The Maintenance tab has buttons for nozzle checks and cleaning, printhead alignment, and other tasks, including a bottom-plate-cleaning function that uses a folded letter-size sheet to tidy up before duplex printing.
Performance
The economy of four-colour photo printing comes at a price. As expected, the Canon Pixma iP4200's colour gamut doesn't equal that of printers with six or more primaries. It still produced good-looking, neutral colours with only a faint cyan tinge in some prints. However, despite the small droplets, we could readily see the ink clusters as multicoloured speckles under 10X magnification. While the pigment-based text output looked good, up close it didn't come near laser quality, showing a profusion of artifacts and jaggies in diagonal lines. Even vertical lines didn't look as sharp as they should.
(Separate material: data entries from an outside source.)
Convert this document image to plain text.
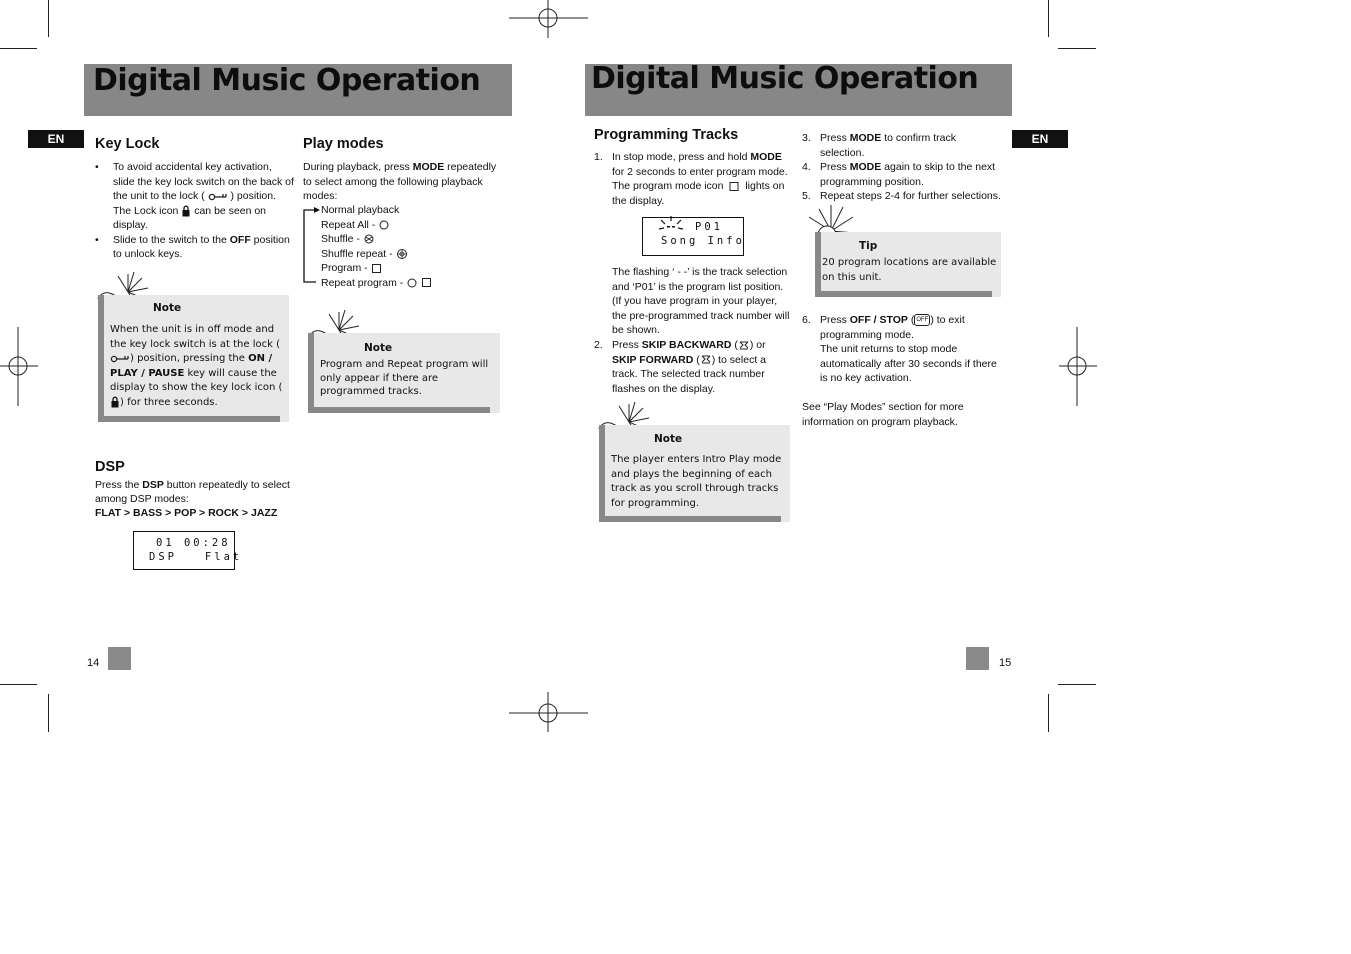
Digital Music Operation
EN	Key Lock
• To avoid accidental key activation, slide the key lock switch on the back of the unit to the lock ( ) position. The Lock icon can be seen on display.
• Slide to the switch to the OFF position to unlock keys.
Note
When the unit is in off mode and the key lock switch is at the lock () position, pressing the ON / PLAY / PAUSE key will cause the display to show the key lock icon () for three seconds.
Play modes
During playback, press MODE repeatedly to select among the following playback modes:
Normal playback
Repeat All -
Shuffle -
Shuffle repeat -
Program -
Repeat program -
Note
Program and Repeat program will only appear if there are programmed tracks.
DSP
Press the DSP button repeatedly to select among DSP modes:
FLAT > BASS > POP > ROCK > JAZZ
01 00:28
DSP   Flat
14
Digital Music Operation
EN
Programming Tracks
1. In stop mode, press and hold MODE for 2 seconds to enter program mode. The program mode icon lights on the display.
P01
Song Info
The flashing ‘ - -’ is the track selection and ‘P01’ is the program list position. (If you have program in your player, the pre-programmed track number will be shown.
2. Press SKIP BACKWARD ( ) or SKIP FORWARD ( ) to select a track. The selected track number flashes on the display.
Note
The player enters Intro Play mode and plays the beginning of each track as you scroll through tracks for programming.
3. Press MODE to confirm track selection.
4. Press MODE again to skip to the next programming position.
5. Repeat steps 2-4 for further selections.
Tip
20 program locations are available on this unit.
6. Press OFF / STOP ( OFF ) to exit programming mode.
The unit returns to stop mode automatically after 30 seconds if there is no key activation.
See “Play Modes” section for more information on program playback.
15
Still, we thought that most bargain-hunting home users would find the photo and text quality very acceptable.
The iP4200 ran slower than other Pixmas we've used, such as the iP5000, though it was pretty fast for its class. In our tests, the iP4200 output a page of text in about a minute; an 8.5x11-inch colour print in 4 minutes, 9 seconds; a 4x6-inch print in 74 seconds; and a duplexed sheet with text in almost 3 minutes.
(Longer bars indicate better performance)
![]() | Photo speed | ![]() | Text speed |
Canon's support for the Pixma line includes a one-year limited warranty and a broad range of telephone and online support options. While Canon Pixma iP4200 comes with a skimpy printed manual, the installation CD has an expanded HTML version. We usually found it faster to zip over to Canon's Web site, which has downloadable drivers, a comprehensive set of FAQs that answered most questions, and an interactive step-by-step troubleshooting wizard, along with duplicates of the CD manual if you lose your disc. Canon also offers an e-mail address for sending questions to live tech-support representatives.